Q and A – Relax; your lease has expired, or can you...?


So your lease is coming to an end and you’re moving on to new premises. What do you need to agree with your landlord? You certainly do not have to agree when your liability to pay rent, service charge, business rates and utility liabilities ends as these will be determined by your lease. Assuming you are not ‘holding over’ then your lease will expire in accordance with its express terms.

That leaves just one remaining element, Reinstatement and a potential dilapidations claim. To follow the prescribed route will be complicated as it will rely on a thorough knowledge of the various references to legislation and case law, such as the Landlord and Tenant Act 1927, in particular s18 (1), and if you are prepared to defend your position, and on occasions this is the right thing to do, then you will need to engage a competent surveyor to act on your behalf. A surveyor specialising in dilapidations will approach the situation by looking at the lease (tenant’s repairing covenant), consider the licences to alter and maybe Schedules of Condition, agent’s original particulars, rent deposit deeds and possibly any deeds of variation. This will help him build up knowledge of a tenant’s responsibilities to maintain and repair the premises that they have been using.

As a tenant you may not want to become embroiled with a discussion on all these and would much prefer to avoid a long and protracted negotiation. If that is the case many tenants opt for negotiating a settlement based on a priced schedule. This is by far the easiest way but you will need a priced schedule so you may have to wait for this to be formally served on you by your landlord. Timing may be an issue as the landlord can serve this on you in the last week of your term so you may wish to request the document earlier.

It is normal for this Schedule to include costs for the rent and service charge for the duration of the works as any remedial repairs will undoubtedly be undertaken after the lease has expired. Once received then you may wish to open up discussions on a settlement.

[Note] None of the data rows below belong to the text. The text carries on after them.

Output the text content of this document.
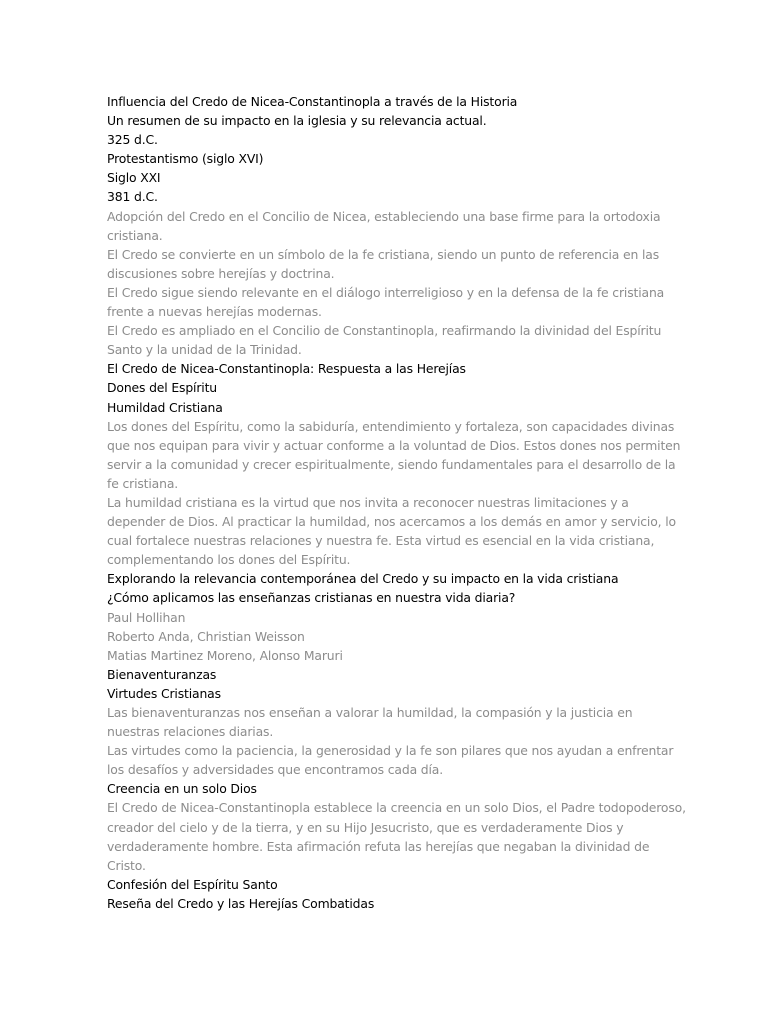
Influencia del Credo de Nicea-Constantinopla a través de la Historia

Un resumen de su impacto en la iglesia y su relevancia actual.

325 d.C.

Protestantismo (siglo XVI)

Siglo XXI

381 d.C.

Adopción del Credo en el Concilio de Nicea, estableciendo una base firme para la ortodoxia cristiana.

El Credo se convierte en un símbolo de la fe cristiana, siendo un punto de referencia en las discusiones sobre herejías y doctrina.

El Credo sigue siendo relevante en el diálogo interreligioso y en la defensa de la fe cristiana frente a nuevas herejías modernas.

El Credo es ampliado en el Concilio de Constantinopla, reafirmando la divinidad del Espíritu Santo y la unidad de la Trinidad.

El Credo de Nicea-Constantinopla: Respuesta a las Herejías

Dones del Espíritu

Humildad Cristiana

Los dones del Espíritu, como la sabiduría, entendimiento y fortaleza, son capacidades divinas que nos equipan para vivir y actuar conforme a la voluntad de Dios. Estos dones nos permiten servir a la comunidad y crecer espiritualmente, siendo fundamentales para el desarrollo de la fe cristiana.

La humildad cristiana es la virtud que nos invita a reconocer nuestras limitaciones y a depender de Dios. Al practicar la humildad, nos acercamos a los demás en amor y servicio, lo cual fortalece nuestras relaciones y nuestra fe. Esta virtud es esencial en la vida cristiana, complementando los dones del Espíritu.

Explorando la relevancia contemporánea del Credo y su impacto en la vida cristiana

¿Cómo aplicamos las enseñanzas cristianas en nuestra vida diaria?

Paul Hollihan

Roberto Anda, Christian Weisson

Matias Martinez Moreno, Alonso Maruri

Bienaventuranzas

Virtudes Cristianas

Las bienaventuranzas nos enseñan a valorar la humildad, la compasión y la justicia en nuestras relaciones diarias.

Las virtudes como la paciencia, la generosidad y la fe son pilares que nos ayudan a enfrentar los desafíos y adversidades que encontramos cada día.

Creencia en un solo Dios

El Credo de Nicea-Constantinopla establece la creencia en un solo Dios, el Padre todopoderoso, creador del cielo y de la tierra, y en su Hijo Jesucristo, que es verdaderamente Dios y verdaderamente hombre. Esta afirmación refuta las herejías que negaban la divinidad de Cristo.

Confesión del Espíritu Santo

Reseña del Credo y las Herejías Combatidas
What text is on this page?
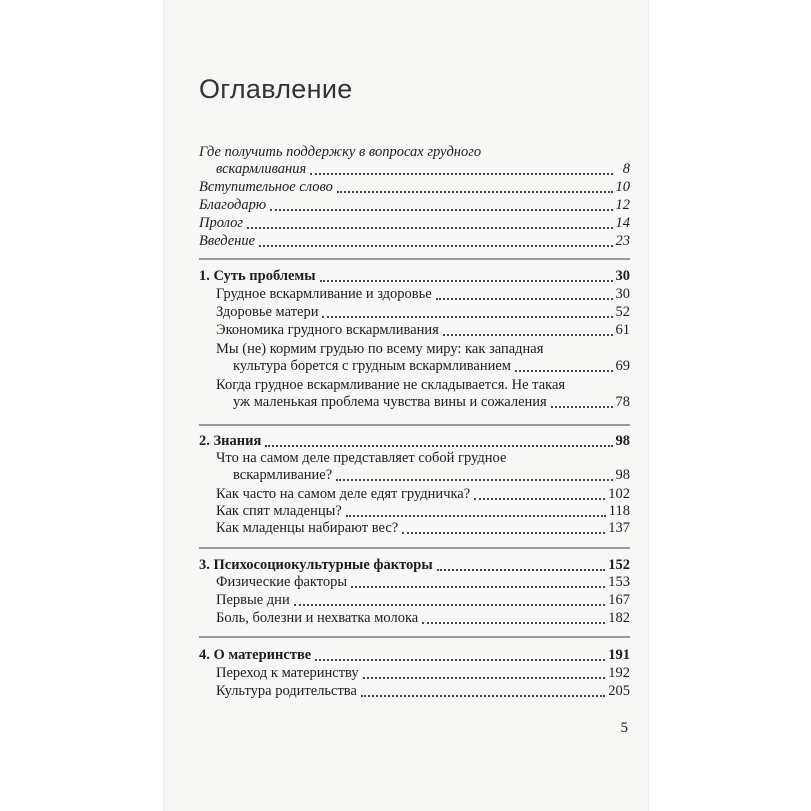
Оглавление
Где получить поддержку в вопросах грудного
вскармливания	8
Вступительное слово	10
Благодарю	12
Пролог	14
Введение	23
1. Суть проблемы	30
Грудное вскармливание и здоровье	30
Здоровье матери	52
Экономика грудного вскармливания	61
Мы (не) кормим грудью по всему миру: как западная
культура борется с грудным вскармливанием	69
Когда грудное вскармливание не складывается. Не такая
уж маленькая проблема чувства вины и сожаления	78
2. Знания	98
Что на самом деле представляет собой грудное
вскармливание?	98
Как часто на самом деле едят грудничка?	102
Как спят младенцы?	118
Как младенцы набирают вес?	137
3. Психосоциокультурные факторы	152
Физические факторы	153
Первые дни	167
Боль, болезни и нехватка молока	182
4. О материнстве	191
Переход к материнству	192
Культура родительства	205
5
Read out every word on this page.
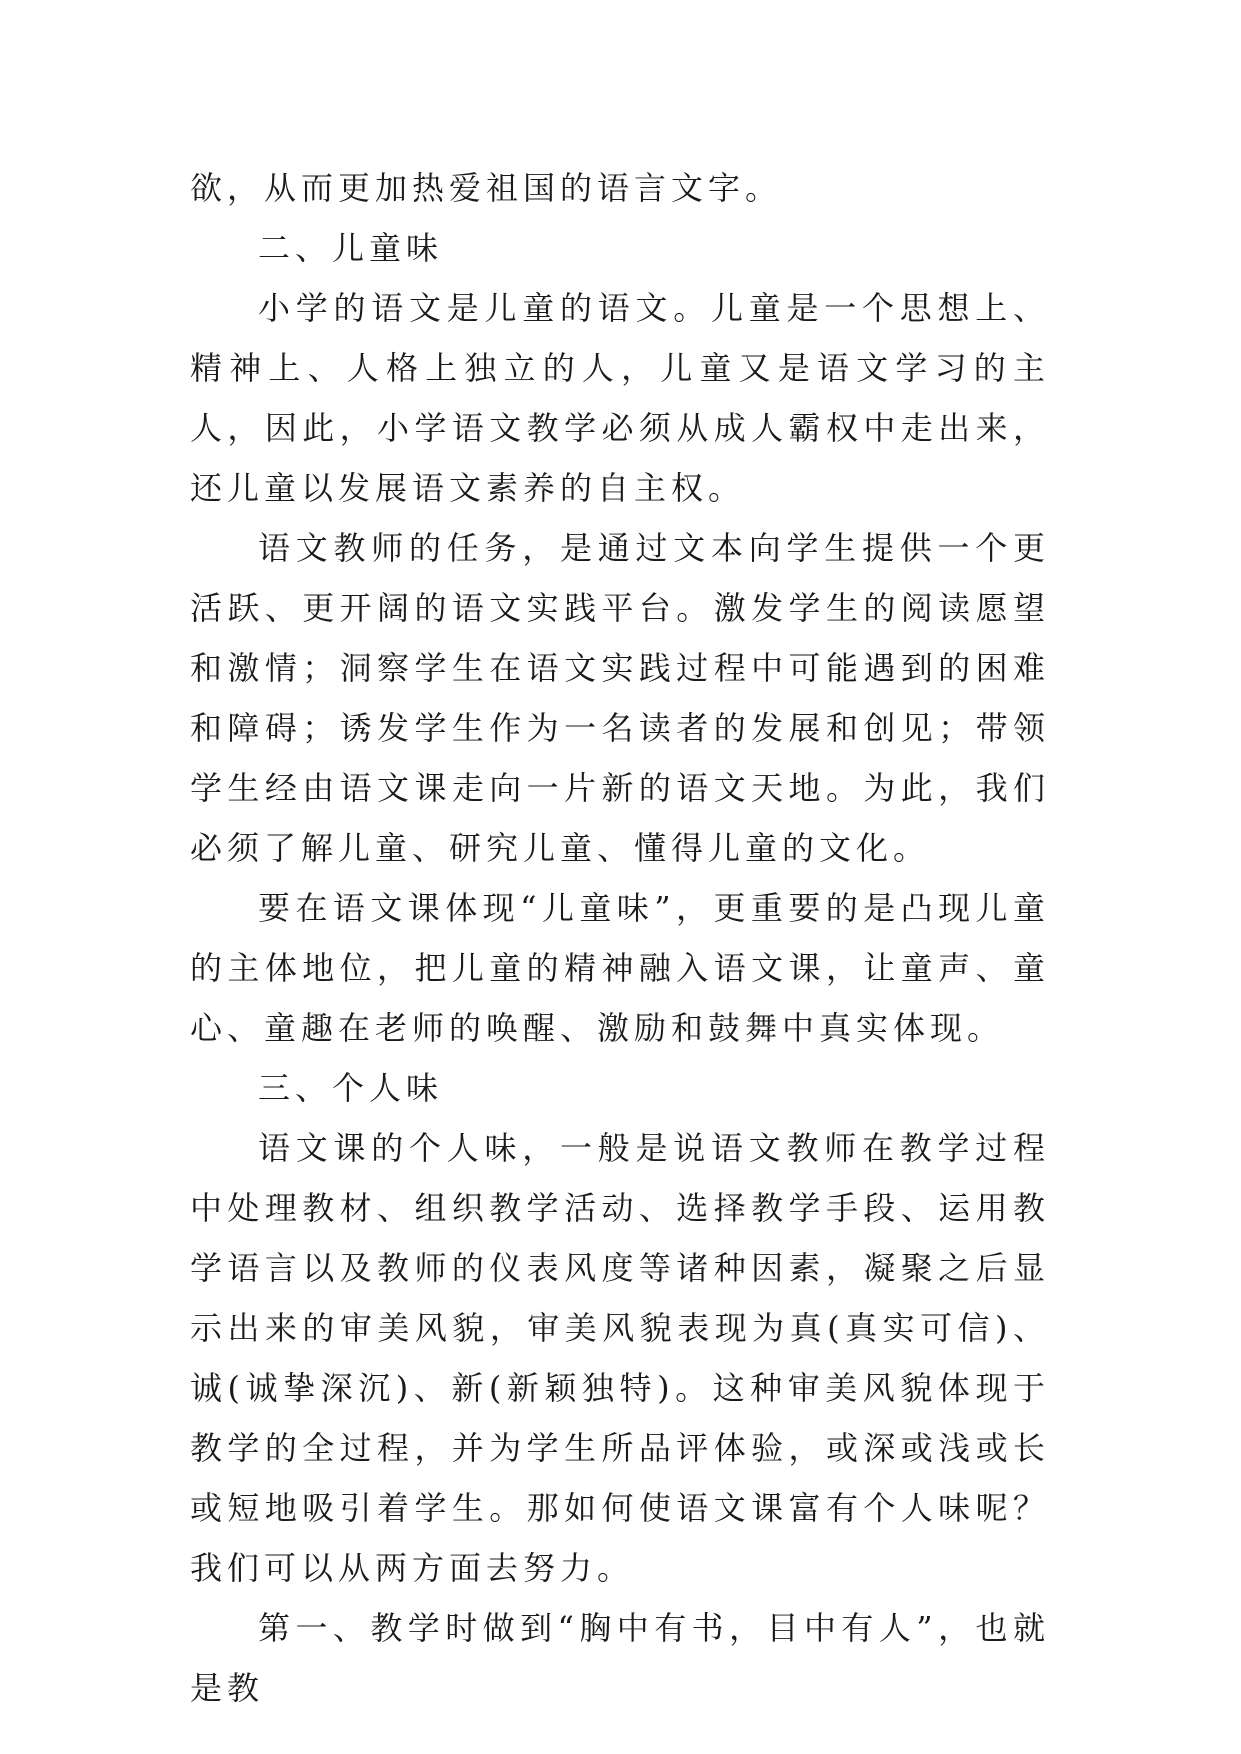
欲，从而更加热爱祖国的语言文字。

二、儿童味

小学的语文是儿童的语文。儿童是一个思想上、精神上、人格上独立的人，儿童又是语文学习的主人，因此，小学语文教学必须从成人霸权中走出来，还儿童以发展语文素养的自主权。

语文教师的任务，是通过文本向学生提供一个更活跃、更开阔的语文实践平台。激发学生的阅读愿望和激情；洞察学生在语文实践过程中可能遇到的困难和障碍；诱发学生作为一名读者的发展和创见；带领学生经由语文课走向一片新的语文天地。为此，我们必须了解儿童、研究儿童、懂得儿童的文化。

要在语文课体现“儿童味”，更重要的是凸现儿童的主体地位，把儿童的精神融入语文课，让童声、童心、童趣在老师的唤醒、激励和鼓舞中真实体现。

三、个人味

语文课的个人味，一般是说语文教师在教学过程中处理教材、组织教学活动、选择教学手段、运用教学语言以及教师的仪表风度等诸种因素，凝聚之后显示出来的审美风貌，审美风貌表现为真(真实可信)、诚(诚挚深沉)、新(新颖独特)。这种审美风貌体现于教学的全过程，并为学生所品评体验，或深或浅或长或短地吸引着学生。那如何使语文课富有个人味呢？我们可以从两方面去努力。

第一、教学时做到“胸中有书，目中有人”，也就是教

However, should you wish to undertake your own works then a tenant would be prudent to have these carried out during the period of the lease but remember this will involve liaising with the building’s management to obtain the right permissions and permits to work. Think about what impact this may have on your fellow occupants if you’re in a multi-occupied property as this may increase the works programme.

There are one or two aspects which are important to note about dilapidations; the future use of the property and do you, as a tenant, have an ability to undertake the works after the lease has concluded. The first aspect relates to whether the property is likely to be the subject of a substantial redevelopment and this may make the dilapidation claim void.

Landlords won’t always be able to secure a successful dilapidation claim if it can be shown the property is going to be the subject of a substantial refurbishment or development. Secondly, a tenant isn’t permitted (unless it’s agreed with their landlord) to carry out the works after the lease expiry.

For an occupier it can seem unwieldy when a lease expires and you receive a detailed Terminal Schedule of Dilapidations; so be prepared for when it arrives. Remember this can arrive at any time before the lease expires so it may be prudent to request this Schedule at least 6 months before expiry.